W.Va. Couple Lose Battle to Cancel Oil and Gas Lease in 4th Circuit Appeal

On May 7th the Fourth Circuit Court of Appeals rejected the arguments of Martha and Charles Wellman and upheld the validity of a “legacy” oil and gas lease.  The lease provided for royalty payments on production and a flat-rate rental payment.  The mineral owners alleged that Bobcat Oil & Gas, Inc. failed to produce oil or gas under the lease, and breached the lease by missing rental payments, resulting in forfeiture of the lease.  As the West Virginia Record noted, the Fourth Circuit upheld the lease under its original 1933 terms, stating that the lease could be maintained solely by payments of the flat rental, and that the missed payments in this case were not such that warranted termination of the lease.
A copy of the unpublished opinion from the Fourth Circuit can be found here.

Supreme Court of Pennsylvania Delivers Butler v. Powers Opinion

On April 24, 2013, the Supreme Court of Pennsylvania issued an opinion in the case of Butler v. Powers, addressing the distinction between the words “gas” and “minerals” in private conveyances of land in Pennsylvania.  The case began as a quiet title action in Susquehanna County, and the issue was whether an 1881 reservation of “One-half the minerals and Petroleum Oils” in a parcel of land would also include a right to the natural gas.  The appellees argued that gas from shale formations should be classified under the term “minerals” in land conveyances, similar to the manner in which coalbed methane gas is considered a part of the coal estate in Pennsylvania.  The appellees’ argument was contrary to the long-standing rule stated in an 1882 decision of the Supreme Court of Pennsylvania, Dunham & Shortt v. Kirkpatrick, which created a rebuttable presumption that a reservation of “minerals” did not include “oil” or “gas” unless the term was specifically recited in the reservation.
On appeal of the Butler trial court decision, the Superior Court of Pennsylvania remanded the case in order for the parties to obtain expert testimony explaining whether gas from the Marcellus Shale is “conventional gas” and could be considered a “mineral.”  The Supreme Court of Pennsylvania ultimately rejected the Superior Court’s analysis and appellees’ arguments, and held that the rebuttable presumption in Dunham applies the same to shale gas as it would to gas recovered from shallow formations.  Thus, the Supreme Court of Pennsylvania upheld the “Dunham Rule” in its April 24, 2013 opinion.  According to the Supreme Court, the Dunham Rule (and subsequent case law) remains “viable,” “controlling,” and “unwavering in clarity.”  The majority opinion can be found here and concurring opinion here.

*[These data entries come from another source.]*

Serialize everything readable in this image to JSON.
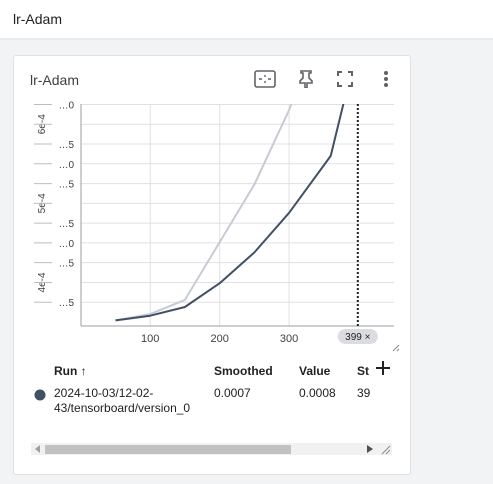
{
  "header": {
    "title": "lr-Adam"
  },
  "card": {
    "title": "lr-Adam",
    "tools": [
      {
        "name": "fit-domain-icon"
      },
      {
        "name": "pin-icon"
      },
      {
        "name": "fullscreen-icon"
      },
      {
        "name": "more-vert-icon"
      }
    ]
  },
  "colors": {
    "run": "#425066",
    "smoothed_shadow": "#c8cad4",
    "grid": "#e0e0e0"
  },
  "chart_data": {
    "type": "line",
    "title": "lr-Adam",
    "xlabel": "",
    "ylabel": "",
    "xlim": [
      0,
      450
    ],
    "ylim": [
      0.00035,
      0.000633
    ],
    "x_ticks": [
      {
        "v": 100,
        "label": "100"
      },
      {
        "v": 200,
        "label": "200"
      },
      {
        "v": 300,
        "label": "300"
      }
    ],
    "y_ticks": [
      {
        "v": 0.000375,
        "label": "…5",
        "rot_label": ""
      },
      {
        "v": 0.0004,
        "label": "",
        "rot_label": "4e-4"
      },
      {
        "v": 0.000425,
        "label": "…5",
        "rot_label": ""
      },
      {
        "v": 0.00045,
        "label": "…0",
        "rot_label": ""
      },
      {
        "v": 0.000475,
        "label": "…5",
        "rot_label": ""
      },
      {
        "v": 0.0005,
        "label": "",
        "rot_label": "5e-4"
      },
      {
        "v": 0.000525,
        "label": "…5",
        "rot_label": ""
      },
      {
        "v": 0.00055,
        "label": "…0",
        "rot_label": ""
      },
      {
        "v": 0.000575,
        "label": "…5",
        "rot_label": ""
      },
      {
        "v": 0.0006,
        "label": "",
        "rot_label": "6e-4"
      },
      {
        "v": 0.000625,
        "label": "…0",
        "rot_label": ""
      }
    ],
    "series": [
      {
        "role": "raw",
        "x": [
          50,
          100,
          150,
          200,
          250,
          300,
          350,
          360,
          399
        ],
        "y": [
          0.000352,
          0.00036,
          0.000378,
          0.000451,
          0.000524,
          0.000618,
          0.000728,
          0.00075,
          0.0008
        ]
      },
      {
        "role": "smoothed",
        "x": [
          50,
          100,
          150,
          200,
          250,
          300,
          350,
          360,
          399
        ],
        "y": [
          0.000352,
          0.000358,
          0.000369,
          0.000399,
          0.000438,
          0.000488,
          0.000548,
          0.00056,
          0.0007
        ]
      }
    ],
    "cursor_step": 399,
    "cursor_label": "399 ×",
    "grid": true
  },
  "table": {
    "headers": {
      "run": "Run ↑",
      "smoothed": "Smoothed",
      "value": "Value",
      "step": "St"
    },
    "rows": [
      {
        "run": "2024-10-03/12-02-43/tensorboard/version_0",
        "smoothed": "0.0007",
        "value": "0.0008",
        "step": "39"
      }
    ]
  }
}
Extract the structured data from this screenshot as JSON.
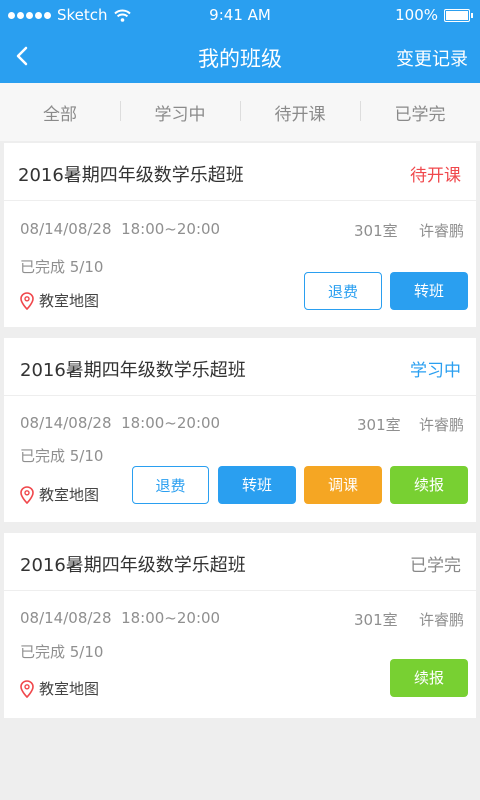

West Virginia Federal Court Upholds Oil & Gas Lease Terms

On February 8, 2013, federal District Court Judge John Preston Bailey struck down a lawsuit attempting to void an oil and gas lease agreement.  The lessors argued that the lease should be voided based upon an inconsistency in the “commencement” date in the lease document according to the West Virginia Record.  Judge Bailey refused to void the lease stating “the appropriate remedy in this case is to resolve the discrepancy [of the commencement date] by endorsing the date supplied by Range.”  The Lessors have appealed the District Court’s ruling and opening briefs before the Fourth Circuit Court of Appeals are due by April 22.